N’allant pas nécessairement aussi loin dans le retraitement du texte, d’autres optèrent pour un tour de passe-passe herméneutique en décrétant sans aucun fondement linguistique qu’en notre verset le mot umma signifiait religion, on lit alors : « les hommes suivaient une religion unique [dîn wâḥid]», et l’on commente par : il s’agit de la religion de la vérité [dîn al–ḥaqq], autrement dit de dîn–al–islâm. L’islam étant en ce verset plus qu’anachroniquement mis au centre du sujet, il devient tout aussi aisé d’affirmer que le segment « ceux-là mêmes à qui il avait été apporté se mirent à en disputer », traduction standard, visait les juifs qui se déchirèrent par « inimitié entre eux » quant au « Livre », c’est-à-dire en ce cas la Thora ! Ainsi, une partie du message de ce verset qui, comme nous le verrons, est une charge contre la spéculation théologique à partir de la Révélation en tant que source de dissensions, a-t-elle été escamotée. Cette spécification forcée permit alors de stigmatiser le juif, notre alter ego négatif. C’est toujours selon cette lecture islamo-centriste exclusiviste du fait religieux que le segment « Puis Allah de par Sa Grâce guida ceux qui crurent vers cette Vérité sur laquelle les autres disputaient », traduction standard, a pu signifier : Dieu a guidé les musulmans à la seule vraie religion ; l’Islam, le seul chemin droit. En conséquence de quoi, toutes les autres religions sont dans l’erreur et la déviance. Les commentateurs ont alors cru bon d’illustrer cette apologétique avec quelques exégétiques images d’Épinal. Exemple : « Ils ont divergé quant au vendredi ; les juifs ont opté pour le samedi et les chrétiens pour le dimanche, mais Dieu a guidé la umma de Muhammad à la vérité afin qu’ils reviennent au Vendredi » ou : « Ils ont divergé quant à qibla, les juifs se sont tournés vers Jérusalem et les chrétiens vers l’Est, mais Dieu a guidé la umma de Muhammad à la vérité afin qu’ils s’orientent vers la vraie qibla : la Kaaba. »
• Que dit le Coran
Voici la traduction littérale de notre verset référent : « Les hommes étaient une unique communauté… alors, Dieu suscita les prophètes, annonciateurs et avertisseurs, et Il révéla par eux le Livre en toute vérité afin qu’il arbitrât entre les gens quant à ce en quoi ils divergeaient. Or, ceux à qui il fut donné divergèrent à son sujet après que leur fussent parvenues les preuves, ce par esprit de controverse. Mais Dieu guida les croyants à propos de ce sur quoi ils divergeaient quant à la vérité, avec Sa permission. Dieu guide qui veut sur un chemin droit. », S2.V213.[7]
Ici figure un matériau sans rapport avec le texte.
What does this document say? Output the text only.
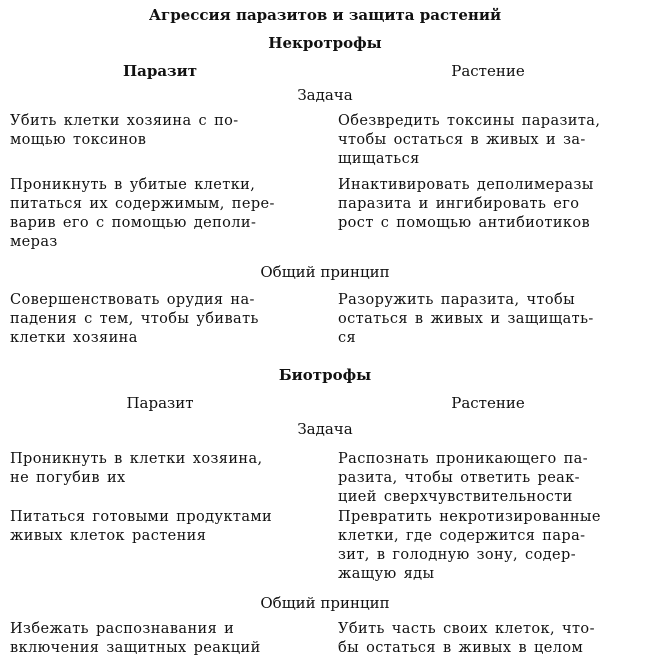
Агрессия паразитов и защита растений
Некротрофы
Паразит	Растение
Задача
Убить клетки хозяина с по-
мощью токсинов
Обезвредить токсины паразита,
чтобы остаться в живых и за-
щищаться
Проникнуть в убитые клетки,
питаться их содержимым, пере-
варив его с помощью деполи-
мераз
Инактивировать деполимеразы
паразита и ингибировать его
рост с помощью антибиотиков
Общий принцип
Совершенствовать орудия на-
падения с тем, чтобы убивать
клетки хозяина
Разоружить паразита, чтобы
остаться в живых и защищать-
ся
Биотрофы
Паразит	Растение
Задача
Проникнуть в клетки хозяина,
не погубив их
Распознать проникающего па-
разита, чтобы ответить реак-
цией сверхчувствительности
Питаться готовыми продуктами
живых клеток растения
Превратить некротизированные
клетки, где содержится пара-
зит, в голодную зону, содер-
жащую яды
Общий принцип
Избежать распознавания и
включения защитных реакций
Убить часть своих клеток, что-
бы остаться в живых в целом
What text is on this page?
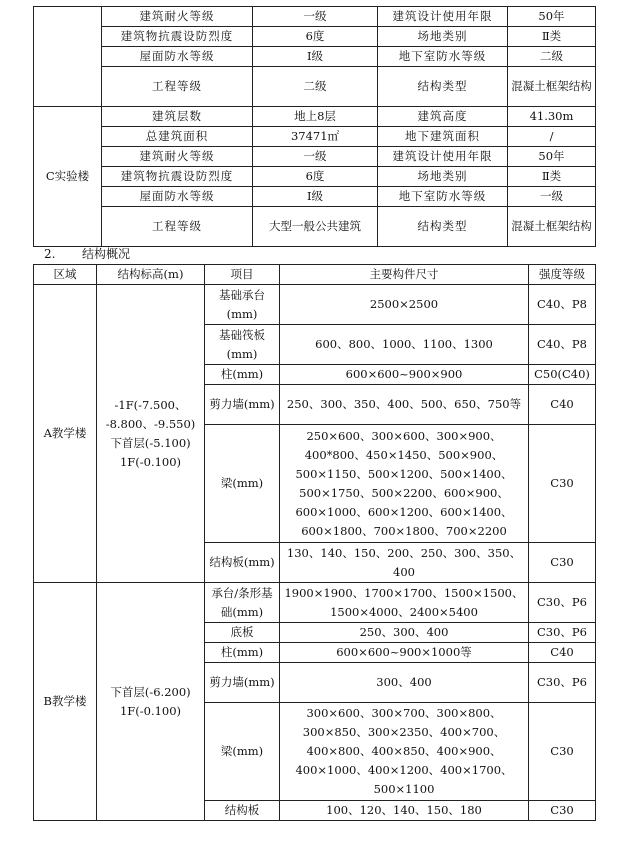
	建筑耐火等级	一级	建筑设计使用年限	50年
	建筑物抗震设防烈度	6度	场地类别	Ⅱ类
	屋面防水等级	Ⅰ级	地下室防水等级	二级
	工程等级	二级	结构类型	混凝土框架结构
C实验楼	建筑层数	地上8层	建筑高度	41.30m
	总建筑面积	37471㎡	地下建筑面积	/
	建筑耐火等级	一级	建筑设计使用年限	50年
	建筑物抗震设防烈度	6度	场地类别	Ⅱ类
	屋面防水等级	Ⅰ级	地下室防水等级	一级
	工程等级	大型一般公共建筑	结构类型	混凝土框架结构
2. 结构概况
区域	结构标高(m)	项目	主要构件尺寸	强度等级
A教学楼	-1F(-7.500、
-8.800、-9.550)
下首层(-5.100)
1F(-0.100)	基础承台(mm)	2500×2500	C40、P8
		基础筏板(mm)	600、800、1000、1100、1300	C40、P8
		柱(mm)	600×600~900×900	C50(C40)
		剪力墙(mm)	250、300、350、400、500、650、750等	C40
		梁(mm)	250×600、300×600、300×900、400*800、450×1450、500×900、500×1150、500×1200、500×1400、500×1750、500×2200、600×900、600×1000、600×1200、600×1400、600×1800、700×1800、700×2200	C30
		结构板(mm)	130、140、150、200、250、300、350、400	C30
B教学楼	下首层(-6.200)
1F(-0.100)	承台/条形基础(mm)	1900×1900、1700×1700、1500×1500、1500×4000、2400×5400	C30、P6
		底板	250、300、400	C30、P6
		柱(mm)	600×600~900×1000等	C40
		剪力墙(mm)	300、400	C30、P6
		梁(mm)	300×600、300×700、300×800、300×850、300×2350、400×700、400×800、400×850、400×900、400×1000、400×1200、400×1700、500×1100	C30
		结构板	100、120、140、150、180	C30
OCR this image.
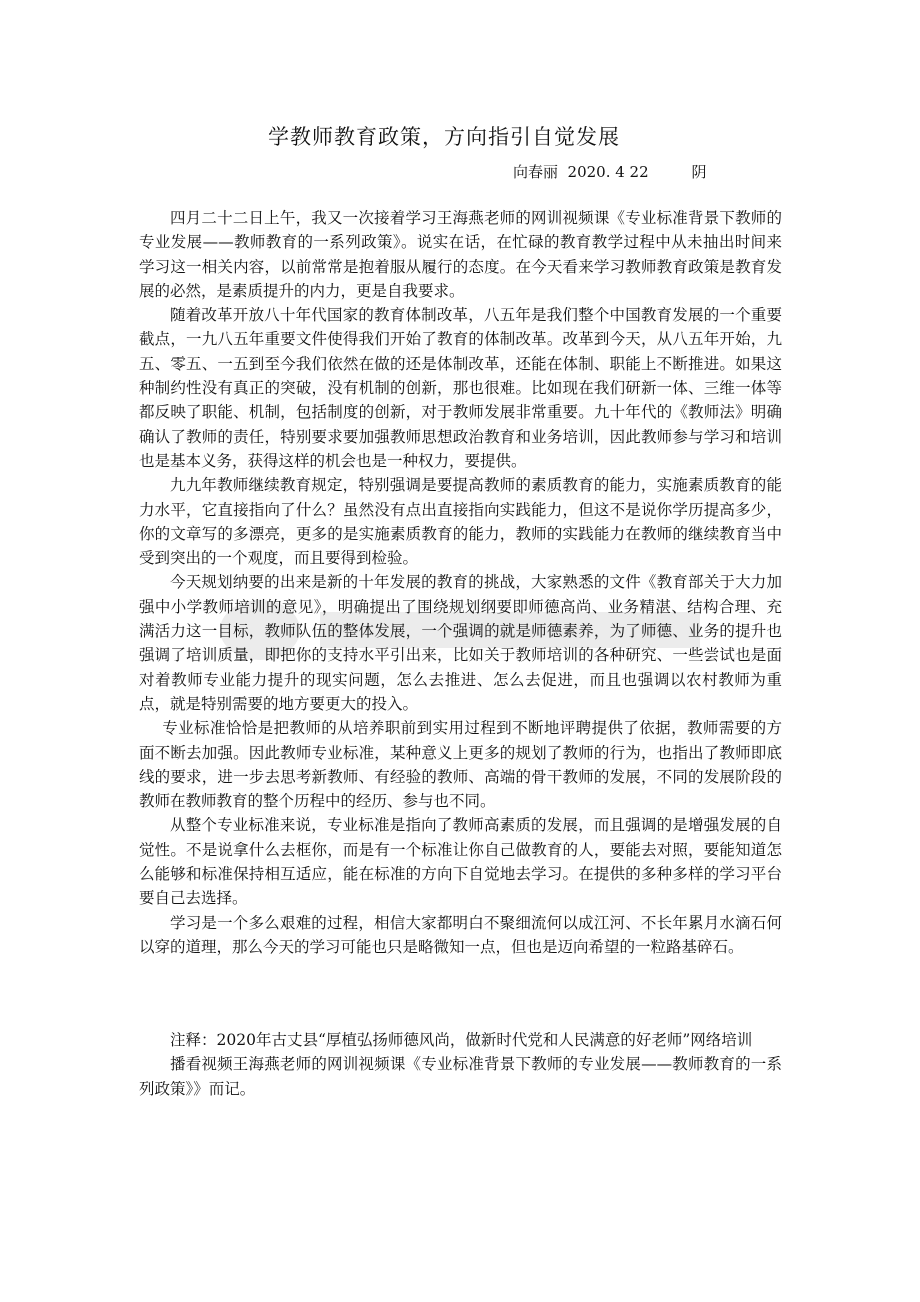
学教师教育政策，方向指引自觉发展
向春丽  2020. 4 22         阴

四月二十二日上午，我又一次接着学习王海燕老师的网训视频课《专业标准背景下教师的专业发展——教师教育的一系列政策》。说实在话，在忙碌的教育教学过程中从未抽出时间来学习这一相关内容，以前常常是抱着服从履行的态度。在今天看来学习教师教育政策是教育发展的必然，是素质提升的内力，更是自我要求。

随着改革开放八十年代国家的教育体制改革，八五年是我们整个中国教育发展的一个重要截点，一九八五年重要文件使得我们开始了教育的体制改革。改革到今天，从八五年开始，九五、零五、一五到至今我们依然在做的还是体制改革，还能在体制、职能上不断推进。如果这种制约性没有真正的突破，没有机制的创新，那也很难。比如现在我们研新一体、三维一体等都反映了职能、机制，包括制度的创新，对于教师发展非常重要。九十年代的《教师法》明确确认了教师的责任，特别要求要加强教师思想政治教育和业务培训，因此教师参与学习和培训也是基本义务，获得这样的机会也是一种权力，要提供。

九九年教师继续教育规定，特别强调是要提高教师的素质教育的能力，实施素质教育的能力水平，它直接指向了什么？虽然没有点出直接指向实践能力，但这不是说你学历提高多少，你的文章写的多漂亮，更多的是实施素质教育的能力，教师的实践能力在教师的继续教育当中受到突出的一个观度，而且要得到检验。

今天规划纳要的出来是新的十年发展的教育的挑战，大家熟悉的文件《教育部关于大力加强中小学教师培训的意见》，明确提出了围绕规划纲要即师德高尚、业务精湛、结构合理、充满活力这一目标，教师队伍的整体发展，一个强调的就是师德素养，为了师德、业务的提升也强调了培训质量，即把你的支持水平引出来，比如关于教师培训的各种研究、一些尝试也是面对着教师专业能力提升的现实问题，怎么去推进、怎么去促进，而且也强调以农村教师为重点，就是特别需要的地方要更大的投入。

专业标准恰恰是把教师的从培养职前到实用过程到不断地评聘提供了依据，教师需要的方面不断去加强。因此教师专业标准，某种意义上更多的规划了教师的行为，也指出了教师即底线的要求，进一步去思考新教师、有经验的教师、高端的骨干教师的发展，不同的发展阶段的教师在教师教育的整个历程中的经历、参与也不同。

从整个专业标准来说，专业标准是指向了教师高素质的发展，而且强调的是增强发展的自觉性。不是说拿什么去框你，而是有一个标准让你自己做教育的人，要能去对照，要能知道怎么能够和标准保持相互适应，能在标准的方向下自觉地去学习。在提供的多种多样的学习平台要自己去选择。

学习是一个多么艰难的过程，相信大家都明白不聚细流何以成江河、不长年累月水滴石何以穿的道理，那么今天的学习可能也只是略微知一点，但也是迈向希望的一粒路基碎石。

注释：2020年古丈县“厚植弘扬师德风尚，做新时代党和人民满意的好老师”网络培训

播看视频王海燕老师的网训视频课《专业标准背景下教师的专业发展——教师教育的一系列政策》》而记。
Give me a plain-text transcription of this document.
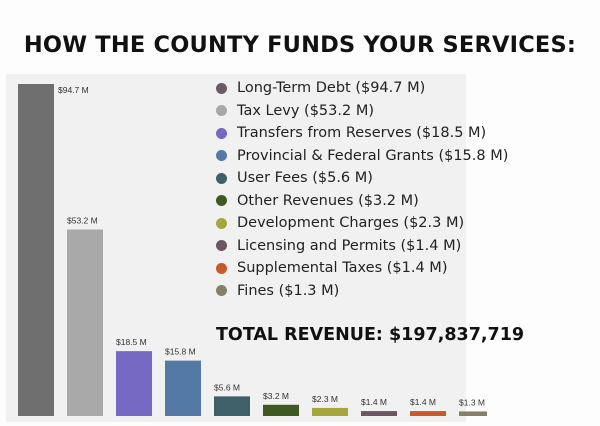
HOW THE COUNTY FUNDS YOUR SERVICES:
$94.7 M
$53.2 M
$18.5 M
$15.8 M
$5.6 M
$3.2 M	$2.3 M	$1.4 M	$1.4 M	$1.3 M
Long-Term Debt ($94.7 M)
Tax Levy ($53.2 M)
Transfers from Reserves ($18.5 M)
Provincial & Federal Grants ($15.8 M)
User Fees ($5.6 M)
Other Revenues ($3.2 M)
Development Charges ($2.3 M)
Licensing and Permits ($1.4 M)
Supplemental Taxes ($1.4 M)
Fines ($1.3 M)
TOTAL REVENUE: $197,837,719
– En premier lieu, signalons que ce verset est de structure complexe du fait d’une syntaxe assez archaïque, ce qui a généré classiquement quelques espaces interprétatifs. Le français peine à coller au texte, mais notre traduction littérale, comme de règle, s’efforce au mot à mot. Le premier mouvement postule d’une période où les « hommes », ici il s’agit nécessairement de l’Humanité, sont dits avoir été une « unique communauté/umma », à priori sans qu’il soit dit en quoi cette communauté était une. Néanmoins, l’on comprend que ce temps est antérieur au cycle prophétique[8] puisqu’il est précisé : « alors, Dieu suscita les prophètes » et que, comme l’indique le recours à la préposition de causalité fa/alors et à nos points de suspension, c’est la rupture sous-entendue de cet état qui aura amené l’avènement de la prophétie. Les raisons de cette rupture sont données : « afin qu’il arbitrât entre les gens quant à ce en quoi ils divergeaient », c’est en cela que la Révélation fut nécessaire. Les divergences en question relèvent à des croyances comme le confirme la nécessité du « Livre » et le fait que le rôle principal attribué ici aux prophètes soit d’être « annonciateurs et avertisseurs » et non pas informateurs ou instructeurs. Or, ces deux termes ont dans le Coran une forte connotation eschatologique, ce qui présume préalablement à la mission desdits prophètes l’existence de conceptions théologiques, comme le vérifiera la suite de notre analyse. L’ on peut en déduire que diverses formes religieuses furent élaborées par les hommes avant le « Livre » c’est-à-dire la Révélation faite par Dieu par l’intermédiaire des prophètes : « Il révéla par eux le Livre ».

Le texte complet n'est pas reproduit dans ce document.